Chancellor George Osborne announced a number of business tax reforms in a Budget speech yesterday (16 March) that was largely welcomed by the print industry.
In last summer’s Emergency Budget Osborne had said corporation tax would be cut from its current level of 20% to 19% in 2017, and 18% by 2020. However, in yesterday’s Budget he announced further cuts, and said the rate for all companies would fall to 17% by April 2020.
Also announced were proposed reductions in business taxes. Around 90% of small businesses will benefit from lower stamp duty on commercial property.
However, arguably the biggest news was that small businesses with properties with an annual rateable value of less than £12,000 will become exempt from business rates. And firms with premises that have a rateable value of less than £51,000 will qualify for tapered relief. Previously the upper limit was £18,000. The changes come in on 1 April 2017.
Annual threshold for 100% relief on business rates for small firms is to rise from £6,000 to £12,000 and the higher rate from £18,000 to £51,000, exempting 600,000 businesses.
A new higher rate income tax threshold of £45,000, up from £42,286, was announced and the personal allowance will increase to £11,500 in April 2017, reducing the tax paid by basic rate taxpayers by around £180 per year. It is currently £10,600 though an increase to £11,000 is already planned for 6 April this year.
Dani Novick, managing director of Mercury Search & Selection, said this would benefit the “vast majority of people in the print industry”, as most people earn less than the new higher rate tax threshold.
BPIF chief executive Charles Jarrold said: “With forecasts for growth in the world economy and in world trade being revised down by the Office for Budget Responsibility, the Chancellor has had to produce a budget that reflects a much weaker future economic outlook.
“Nevertheless he appears to have listened to business concerns about the mounting cost burdens companies are facing and has avoided measures that would have added further to business taxes and costs.

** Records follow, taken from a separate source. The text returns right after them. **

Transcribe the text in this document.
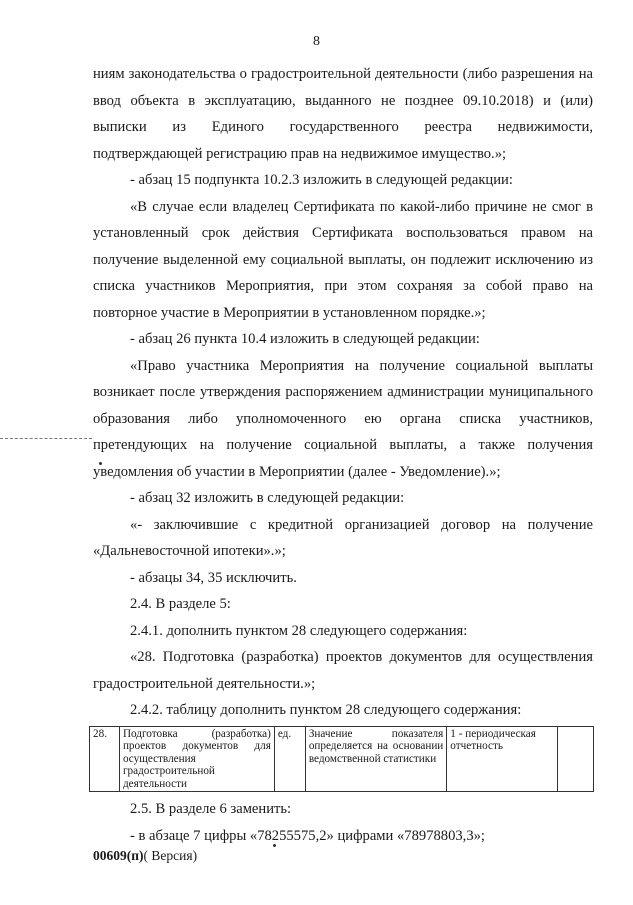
8

ниям законодательства о градостроительной деятельности (либо разрешения на ввод объекта в эксплуатацию, выданного не позднее 09.10.2018) и (или) выписки из Единого государственного реестра недвижимости, подтверждающей регистрацию прав на недвижимое имущество.»;

- абзац 15 подпункта 10.2.3 изложить в следующей редакции:

«В случае если владелец Сертификата по какой-либо причине не смог в установленный срок действия Сертификата воспользоваться правом на получение выделенной ему социальной выплаты, он подлежит исключению из списка участников Мероприятия, при этом сохраняя за собой право на повторное участие в Мероприятии в установленном порядке.»;

- абзац 26 пункта 10.4 изложить в следующей редакции:

«Право участника Мероприятия на получение социальной выплаты возникает после утверждения распоряжением администрации муниципального образования либо уполномоченного ею органа списка участников, претендующих на получение социальной выплаты, а также получения уведомления об участии в Мероприятии (далее - Уведомление).»;

- абзац 32 изложить в следующей редакции:

«- заключившие с кредитной организацией договор на получение «Дальневосточной ипотеки».»;

- абзацы 34, 35 исключить.

2.4. В разделе 5:

2.4.1. дополнить пунктом 28 следующего содержания:

«28. Подготовка (разработка) проектов документов для осуществления градостроительной деятельности.»;

2.4.2. таблицу дополнить пунктом 28 следующего содержания:

28.	Подготовка (разработка) проектов документов для осуществления градостроительной деятельности	ед.	Значение показателя определяется на основании ведомственной статистики	1 - периодическая отчетность	

2.5. В разделе 6 заменить:

- в абзаце 7 цифры «78255575,2» цифрами «78978803,3»;

00609(п)( Версия)
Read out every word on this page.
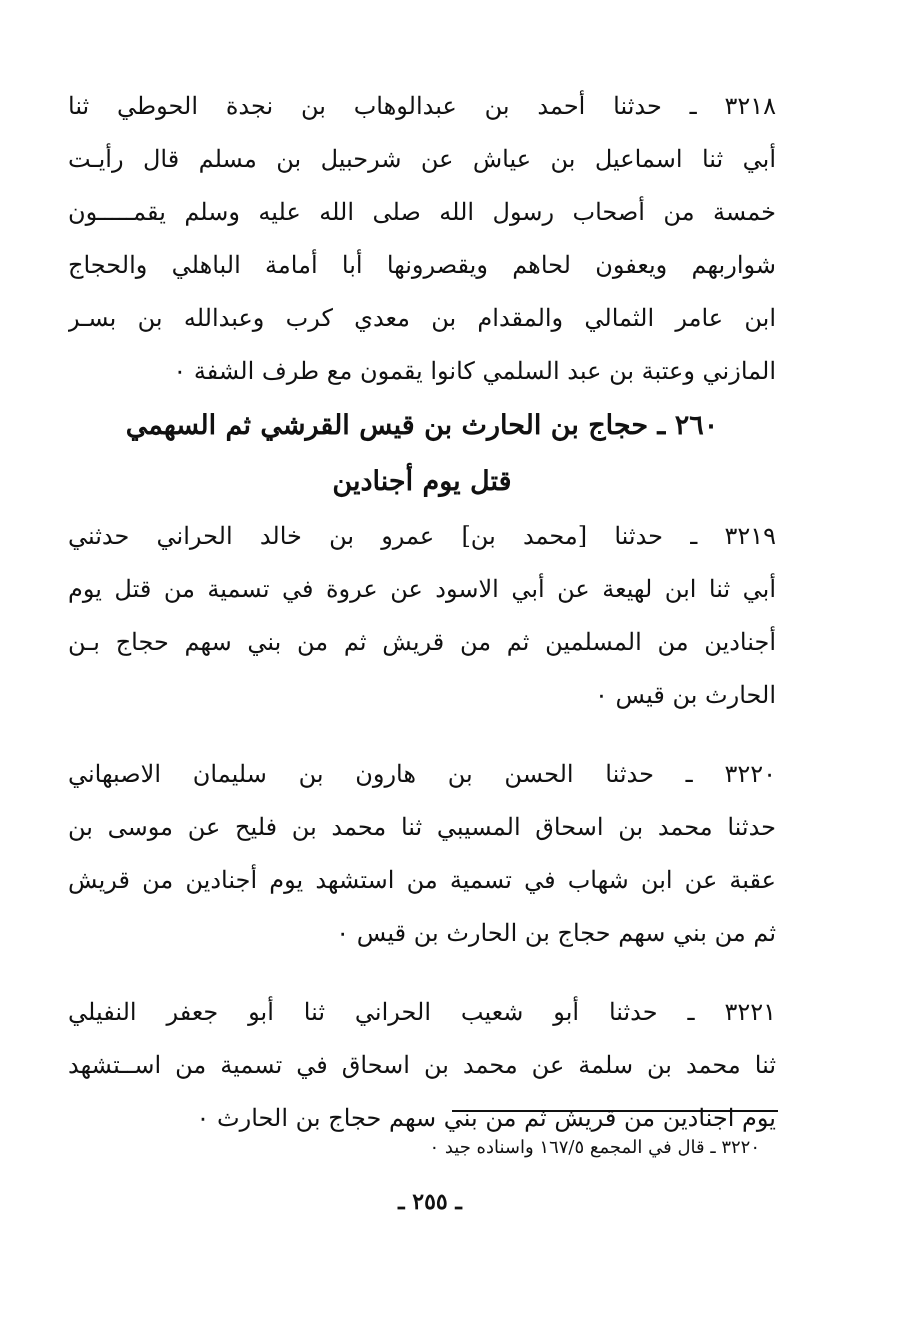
٣٢١٨ ـ حدثنا أحمد بن عبدالوهاب بن نجدة الحوطي ثنا
أبي ثنا اسماعيل بن عياش عن شرحبيل بن مسلم قال رأيـت
خمسة من أصحاب رسول الله صلى الله عليه وسلم يقمـــــون
شواربهم ويعفون لحاهم ويقصرونها أبا أمامة الباهلي والحجاج
ابن عامر الثمالي والمقدام بن معدي كرب وعبدالله بن بسـر
المازني وعتبة بن عبد السلمي كانوا يقمون مع طرف الشفة ٠
٢٦٠ ـ حجاج بن الحارث بن قيس القرشي ثم السهمي
قتل يوم أجنادين
٣٢١٩ ـ حدثنا [محمد بن] عمرو بن خالد الحراني حدثني
أبي ثنا ابن لهيعة عن أبي الاسود عن عروة في تسمية من قتل يوم
أجنادين من المسلمين ثم من قريش ثم من بني سهم حجاج بـن
الحارث بن قيس ٠
٣٢٢٠ ـ حدثنا الحسن بن هارون بن سليمان الاصبهاني
حدثنا محمد بن اسحاق المسيبي ثنا محمد بن فليح عن موسى بن
عقبة عن ابن شهاب في تسمية من استشهد يوم أجنادين من قريش
ثم من بني سهم حجاج بن الحارث بن قيس ٠
٣٢٢١ ـ حدثنا أبو شعيب الحراني ثنا أبو جعفر النفيلي
ثنا محمد بن سلمة عن محمد بن اسحاق في تسمية من اســتشهد
يوم اجنادين من قريش ثم من بني سهم حجاج بن الحارث ٠
٣٢٢٠ ـ قال في المجمع ١٦٧/٥ واسناده جيد ٠
ـ ٢٥٥ ـ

“The extra reduction in the headline corporation tax rate is good news, as are the planned changes to the scope and indexation of business rates going forward.”
Many analysts considered the biggest surprise of the Budget to be a tax on the sugar content of soft drinks that will see £520m raised – the equivalent of around 18 to 24p per litre – to be spent by the government on funding primary school sports.
Novick said it would be interesting to see if the sugar tax has any effect on packaging suppliers.
“There is speculation on what the impact on consumer pockets and habits will be, which together with encouraging reformulation, is of course the point,” she said.
“However in competitive markets, drinks manufacturers will look at all ways to recover the costs of this tax, which may put pressure on suppliers.”
Overall though, Novick felt the Budget did not generate “a great deal of excitement” among her print contacts and felt it was light on new announcements.
“Many of the changes have been pre-announced so there hasn’t been much in the way of surprises good or bad, so I think overall: fairly positive for SMEs, but generally business as usual.”
Printers had mixed views about the budget, which also saw the chancellor freeze fuel duty for the sixth year in a row.
Terrye Teverson, managing director of Launceston-based KCS Print, said: “One of the key things for us in Cornwall is that fuel prices won't go up. This helps stabilise our carriage bills but more importantly helps staff who often travel long distances in rural areas to get to their workplace.
“Cuts to corporation tax in 2020 will be welcome to allow us to put more money into future investments and increase productivity. Any savings on rates will similarly be used to expand the business rather than borrowing, making us more competitive going forward.”
But CFH Docmail managing director Dave Broadway felt certain issues were not covered: “There was no mention of climate change or the environment or the government’s promises in Paris.
“Worse, [Osborne] has actually increased tax breaks for fossil fuels because they are "suffering from low oil prices" and put nothing on fuel duty even though consumers are all benefitting from those same low oil prices.
“If oil continues to crash in the wake of a gathering momentum in green energy in spite of his government's best efforts to stop it - will he continue to try and hold back the tide?”